Under the administration's detailed court strategy, ownership of Chrysler would be dramatically reorganized, the leadership of Italian automaker Fiat would take over company management and the U.S. and Canadian governments would contribute more than $10 billion in additional funding. . . Its ownership would be divided, with the company's union retiree health fund receiving a 55 percent stake, Fiat would claim as much as a 35 percent share and the United States would take 8 percent. The Canadian government would receive two percent.
____________________________________________________ Present stockholders are wiped out. Sorry 'bout that folks, but bankruptcy is a hard road and Chrysler (like General Motors) was just not quite too big to fail.
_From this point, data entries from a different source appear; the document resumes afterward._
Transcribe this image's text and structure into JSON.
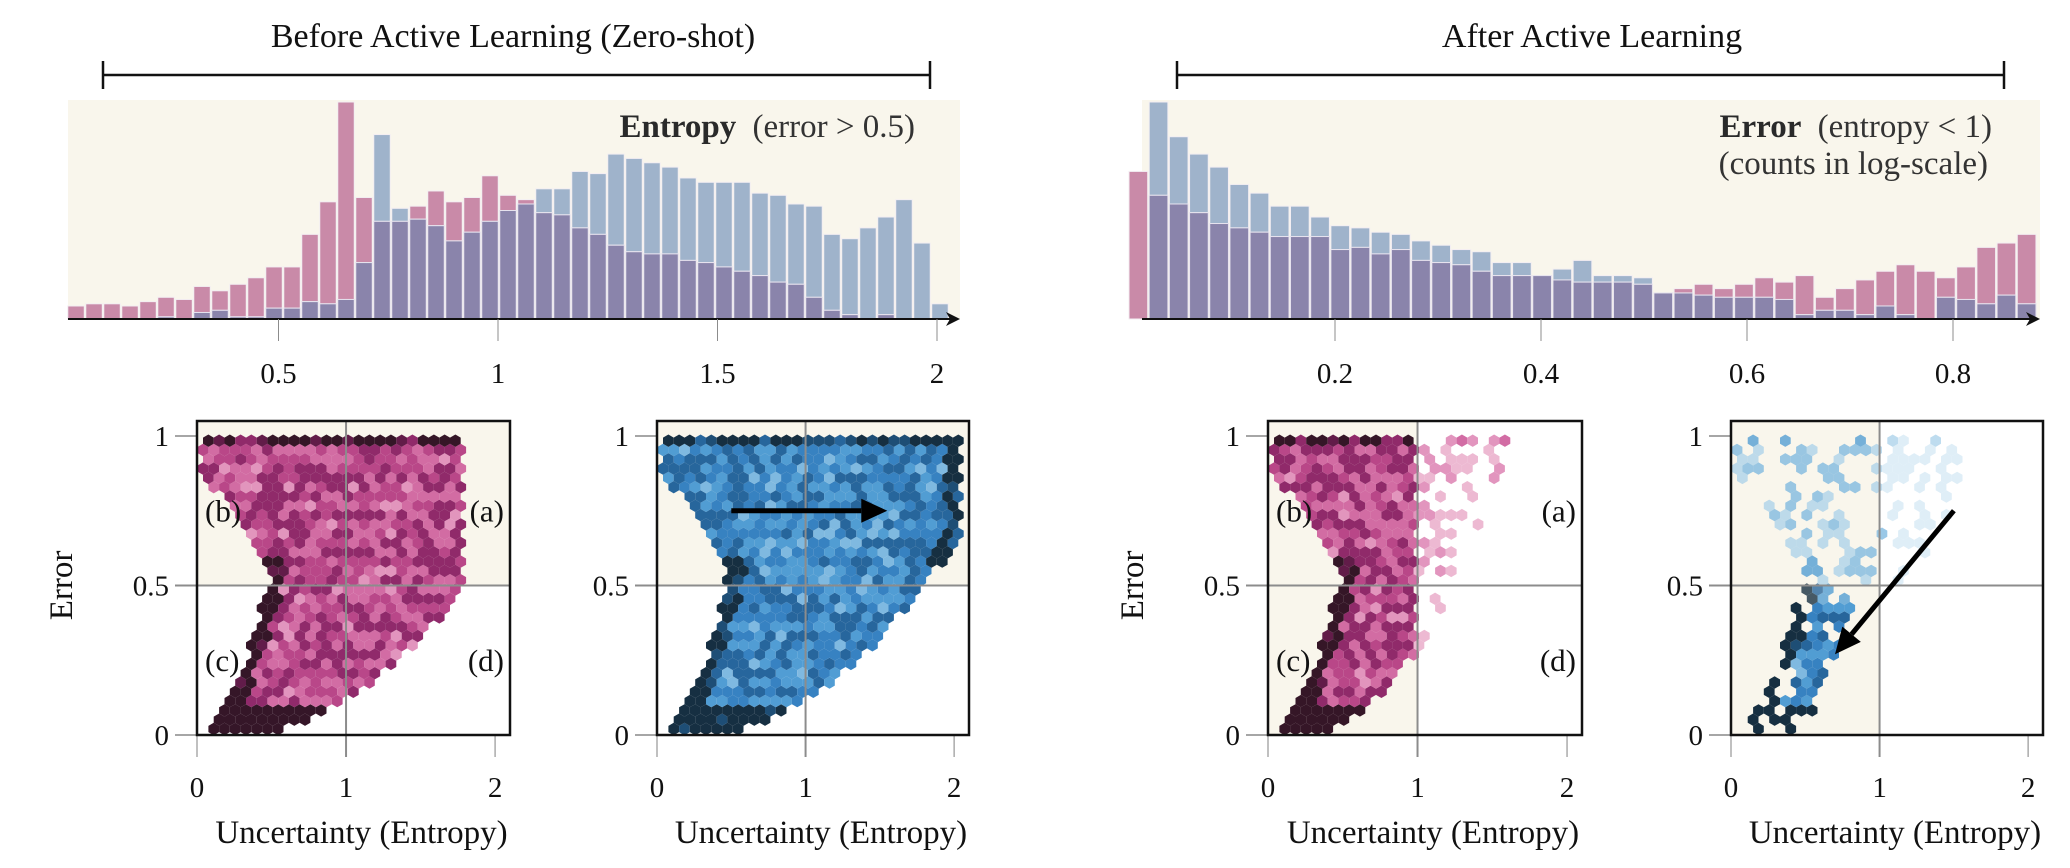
{
  "colors": {
    "panel_bg": "#f9f6ec",
    "pink_bar": "#c98aa8",
    "blue_bar": "#9fb3cb",
    "overlap_bar": "#8a84ab",
    "grid": "#8c8c8c",
    "axis": "#111111"
  },
  "chart_data": [
    {
      "type": "bar",
      "subtype": "overlaid-histogram",
      "section_title": "Before Active Learning (Zero-shot)",
      "annotation_bold": "Entropy",
      "annotation_rest": "(error > 0.5)",
      "xlabel": "",
      "ylabel": "",
      "xlim": [
        0.0,
        2.05
      ],
      "x_ticks": [
        0.5,
        1,
        1.5,
        2
      ],
      "x_tick_labels": [
        "0.5",
        "1",
        "1.5",
        "2"
      ],
      "bin_start": 0.02,
      "bin_width": 0.041,
      "y_units": "relative count (peak = 1)",
      "series": [
        {
          "name": "zero-shot",
          "color": "pink",
          "values": [
            0.06,
            0.07,
            0.07,
            0.06,
            0.08,
            0.1,
            0.09,
            0.15,
            0.13,
            0.16,
            0.19,
            0.24,
            0.24,
            0.39,
            0.54,
            1.0,
            0.56,
            0.45,
            0.45,
            0.52,
            0.59,
            0.54,
            0.56,
            0.66,
            0.57,
            0.55,
            0.49,
            0.48,
            0.42,
            0.39,
            0.34,
            0.31,
            0.3,
            0.3,
            0.27,
            0.26,
            0.24,
            0.22,
            0.2,
            0.17,
            0.16,
            0.1,
            0.04,
            0.02,
            0.0,
            0.02,
            0.0,
            0.0,
            0.0,
            0.0
          ]
        },
        {
          "name": "after",
          "color": "blue",
          "values": [
            0.0,
            0.0,
            0.0,
            0.0,
            0.0,
            0.01,
            0.0,
            0.03,
            0.04,
            0.01,
            0.01,
            0.05,
            0.05,
            0.08,
            0.07,
            0.09,
            0.26,
            0.85,
            0.51,
            0.46,
            0.43,
            0.36,
            0.4,
            0.45,
            0.5,
            0.53,
            0.6,
            0.6,
            0.68,
            0.67,
            0.76,
            0.74,
            0.72,
            0.7,
            0.65,
            0.63,
            0.63,
            0.63,
            0.58,
            0.57,
            0.53,
            0.52,
            0.39,
            0.37,
            0.42,
            0.47,
            0.55,
            0.35,
            0.07,
            0.01
          ]
        }
      ]
    },
    {
      "type": "bar",
      "subtype": "overlaid-histogram",
      "section_title": "After Active Learning",
      "annotation_bold": "Error",
      "annotation_rest": "(entropy < 1)",
      "annotation_line2": "(counts in log-scale)",
      "xlabel": "",
      "ylabel": "",
      "xlim": [
        0.0,
        0.97
      ],
      "x_ticks": [
        0.2,
        0.4,
        0.6,
        0.8
      ],
      "x_tick_labels": [
        "0.2",
        "0.4",
        "0.6",
        "0.8"
      ],
      "bin_start": 0.0,
      "bin_width": 0.0196,
      "y_units": "relative log-count (peak = 1)",
      "series": [
        {
          "name": "zero-shot",
          "color": "pink",
          "values": [
            0.68,
            0.57,
            0.53,
            0.49,
            0.44,
            0.42,
            0.4,
            0.38,
            0.38,
            0.38,
            0.32,
            0.33,
            0.3,
            0.32,
            0.27,
            0.26,
            0.25,
            0.22,
            0.2,
            0.2,
            0.2,
            0.18,
            0.17,
            0.17,
            0.17,
            0.16,
            0.12,
            0.14,
            0.16,
            0.14,
            0.16,
            0.19,
            0.17,
            0.2,
            0.1,
            0.14,
            0.18,
            0.22,
            0.25,
            0.22,
            0.19,
            0.24,
            0.33,
            0.35,
            0.39,
            0.41,
            0.45,
            0.5,
            0.52,
            0.58
          ]
        },
        {
          "name": "after",
          "color": "blue",
          "values": [
            0.0,
            1.0,
            0.84,
            0.76,
            0.7,
            0.62,
            0.58,
            0.52,
            0.52,
            0.47,
            0.43,
            0.42,
            0.4,
            0.39,
            0.36,
            0.34,
            0.32,
            0.31,
            0.26,
            0.26,
            0.2,
            0.23,
            0.27,
            0.2,
            0.2,
            0.19,
            0.12,
            0.12,
            0.11,
            0.1,
            0.1,
            0.1,
            0.09,
            0.02,
            0.04,
            0.04,
            0.02,
            0.06,
            0.02,
            0.0,
            0.1,
            0.09,
            0.07,
            0.11,
            0.07,
            0.13,
            0.07,
            0.07,
            0.17,
            0.1
          ]
        }
      ]
    },
    {
      "type": "heatmap",
      "subtype": "hexbin",
      "panel": "before-zero-shot",
      "colormap": "pink (RdPu)",
      "xlabel": "Uncertainty (Entropy)",
      "ylabel": "Error",
      "xlim": [
        0,
        2.1
      ],
      "ylim": [
        0,
        1.05
      ],
      "x_ticks": [
        "0",
        "1",
        "2"
      ],
      "y_ticks": [
        "0",
        "0.5",
        "1"
      ],
      "reference_lines": {
        "x": 1,
        "y": 0.5
      },
      "highlighted_region": "error > 0.5",
      "quadrant_labels": {
        "top_left": "(b)",
        "top_right": "(a)",
        "bottom_left": "(c)",
        "bottom_right": "(d)"
      }
    },
    {
      "type": "heatmap",
      "subtype": "hexbin",
      "panel": "before-after",
      "colormap": "blue (Blues)",
      "xlabel": "Uncertainty (Entropy)",
      "ylabel": "",
      "xlim": [
        0,
        2.1
      ],
      "ylim": [
        0,
        1.05
      ],
      "x_ticks": [
        "0",
        "1",
        "2"
      ],
      "y_ticks": [
        "0",
        "0.5",
        "1"
      ],
      "reference_lines": {
        "x": 1,
        "y": 0.5
      },
      "highlighted_region": "error > 0.5",
      "arrow": {
        "from": [
          0.5,
          0.75
        ],
        "to": [
          1.55,
          0.75
        ]
      }
    },
    {
      "type": "heatmap",
      "subtype": "hexbin",
      "panel": "after-zero-shot",
      "colormap": "pink (RdPu)",
      "xlabel": "Uncertainty (Entropy)",
      "ylabel": "Error",
      "xlim": [
        0,
        2.1
      ],
      "ylim": [
        0,
        1.05
      ],
      "x_ticks": [
        "0",
        "1",
        "2"
      ],
      "y_ticks": [
        "0",
        "0.5",
        "1"
      ],
      "reference_lines": {
        "x": 1,
        "y": 0.5
      },
      "highlighted_region": "entropy < 1",
      "quadrant_labels": {
        "top_left": "(b)",
        "top_right": "(a)",
        "bottom_left": "(c)",
        "bottom_right": "(d)"
      }
    },
    {
      "type": "heatmap",
      "subtype": "hexbin",
      "panel": "after-after",
      "colormap": "blue (Blues)",
      "xlabel": "Uncertainty (Entropy)",
      "ylabel": "",
      "xlim": [
        0,
        2.1
      ],
      "ylim": [
        0,
        1.05
      ],
      "x_ticks": [
        "0",
        "1",
        "2"
      ],
      "y_ticks": [
        "0",
        "0.5",
        "1"
      ],
      "reference_lines": {
        "x": 1,
        "y": 0.5
      },
      "highlighted_region": "entropy < 1",
      "arrow": {
        "from": [
          1.5,
          0.75
        ],
        "to": [
          0.7,
          0.27
        ]
      }
    }
  ]
}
The United Auto Workers are in the saddle, those guys who some say broke the industry. Some say otherwise, myself included.
There is only one equitable place left for union representation and that is on the boards of directors of the companies whose workers they represent. Labor and management can no longer afford to stand at odds with one another. A win for one can no longer be a loss for the other. The new paradigm is creative partnerships that allow business and industry to thrive and make labor a shareholder, as wooed as Wall Street, as valuable to growth as the quarterly uptick.
If creative partnership is too much a buzzword, forgive me that. Labor has always known what is wrong with the mechanism, be it on the factory floor or the crowded cubicles where computer programs rule the workday. You want to know why things don’t work, why profits are so elusive, why absenteeism and burnout are costing more than raw materials? Ask at the bottom. You want to know why job satisfaction is so poor that only wages keep the boat afloat? Send the consultants home and ask at the bottom. The bottom is where truth lies and profit can yet be mined.
Avoiding union participation over most of the 20th century, airlines and auto companies are now collapsing into the arms of their arch enemy. The list of busted organizations, from the Chicago Schools to Chrysler, is a long, sad tale of cave-ins to unions. Had they been seated on Boards of Directors and made part of long-term planning, included (as investors are) in the distribution of profit, we might find ourselves in a different business environment.
But then including workers in profit is socialism, right? And socialism is a terror, right? And terror (we all know) is . . . whatever.